Il convient de relever enfin que la société E Holding a révélé elle-même avant la finalisation des opérations de closing, l’existence du litige Cegelec. Elle a par ailleurs offert de prendre à sa charge les conséquences de ce sinistre ce dont le premier juge lui a donné acte.
Au vu des éléments de la cause, la cour estime que l’existence d’un dol susceptible de vicier intégralement la convention litigieuse constituant un trouble manifestement illicite et de nature à remettre en cause le trouble manifestement illicite dont se prévaut la partie cessionnaire au titre du
défaut d’exécution d’un contrat dûment signé n’est pas caractérisée de manière flagrante.
Il convient dès lors, par ces motifs et ceux non contraires du premier juge, de confirmer la décision entreprise en ce qu’elle a ordonné à Ortec expansion, en application des stipulations contractuelles, de se rendre dans les locaux visés à l’article 2.4 du contrat de cession d’actions du 18 octobre 2018 et de payer la somme convenue au contrat, à savoir 117 244 000 euros, contre mise à disposition par la société E Holding Paris de l’ordre de mouvement signé, du registre des mouvements de titres et des fiches individuelles d’actionnaires, et remise des documents stipulés aux paragraphes (iii)et (iv)de l’article 2.4 du contrat,
L’importance des enjeux en cause justifie que la société appelante ait été en mesure d’utiliser complètement son droit d’appel, en étant indemne pendant le cours de la procédure d’appel de toute obligation liée au cours d’une astreinte.

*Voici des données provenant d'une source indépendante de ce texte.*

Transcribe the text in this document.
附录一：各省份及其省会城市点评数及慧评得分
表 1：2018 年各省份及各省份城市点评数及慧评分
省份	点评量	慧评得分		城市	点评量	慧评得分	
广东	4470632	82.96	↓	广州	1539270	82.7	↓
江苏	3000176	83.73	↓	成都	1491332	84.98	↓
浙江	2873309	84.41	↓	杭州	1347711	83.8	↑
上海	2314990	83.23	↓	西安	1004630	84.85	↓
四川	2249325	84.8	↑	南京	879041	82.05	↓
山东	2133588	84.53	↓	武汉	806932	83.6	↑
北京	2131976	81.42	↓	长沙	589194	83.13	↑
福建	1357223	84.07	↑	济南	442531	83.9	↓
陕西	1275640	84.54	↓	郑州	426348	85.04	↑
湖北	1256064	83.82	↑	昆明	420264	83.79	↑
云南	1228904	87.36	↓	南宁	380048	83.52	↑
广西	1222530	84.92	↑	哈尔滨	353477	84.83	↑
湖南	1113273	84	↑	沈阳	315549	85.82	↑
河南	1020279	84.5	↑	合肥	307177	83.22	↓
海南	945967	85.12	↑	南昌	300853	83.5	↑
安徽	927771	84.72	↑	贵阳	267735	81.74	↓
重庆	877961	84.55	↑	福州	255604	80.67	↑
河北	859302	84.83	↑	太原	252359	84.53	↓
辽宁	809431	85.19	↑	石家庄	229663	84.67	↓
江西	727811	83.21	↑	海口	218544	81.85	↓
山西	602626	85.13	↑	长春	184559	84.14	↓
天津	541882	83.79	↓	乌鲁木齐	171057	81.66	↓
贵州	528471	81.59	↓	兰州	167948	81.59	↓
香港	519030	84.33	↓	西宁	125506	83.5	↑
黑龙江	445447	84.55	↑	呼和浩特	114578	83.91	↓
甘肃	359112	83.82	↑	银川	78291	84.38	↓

Dès lors, il convient pour cette cour de réformer la décision entreprise, en ce qui concerne l’astreinte prononcée, du seul chef du point de départ de ladite astreinte.
Il convient enfin de confirmer la décision entreprise en ce que le premier juge s’est réservé la faculté de liquider l’astreinte .
Sur les dépens et l’application des dispositions de l’article 700 du code de procédure civile :
Le sort des dépens et l’application des dispositions de l’article 700 du code de procédure civile pour la procédure de première instance ont été exactement réglés par le premier juge.
Il convient de confirmer l’ordonnance entreprise de ces chefs.
La société Ortec Expansion succombant dans son appel en supportera les dépens.
Elle sera par ailleurs condamnée à payer aux parties intimées une indemnité procédurale dont le montant est repris au présent dispositif.
PAR CES MOTIFS
Confirme l’ordonnance querellée en toutes ses dispositions sauf en ce qui concerne le point de départ de l’astreinte ;
Statuant à nouveau de ce seul chef,
Dit que l’astreinte provisoire fixée par l’ordonnance querellée ne commencera à courir que passé le délai de 15 jours suivant la signification du présent arrêt, cette astreinte n’étant pas modifiée en ce qui concerne son montant (100 000 euros par jour) et le délai pendant lequel elle courra (30 jours) ;
Condamne la société Ortec Expansion aux dépens d’appel ;
La condamne à payer aux sociétés intimées une indemnité globale de 20 000 euros au titre des dispositions de l’article 700 du code de procédure civile pour la procédure d’appel.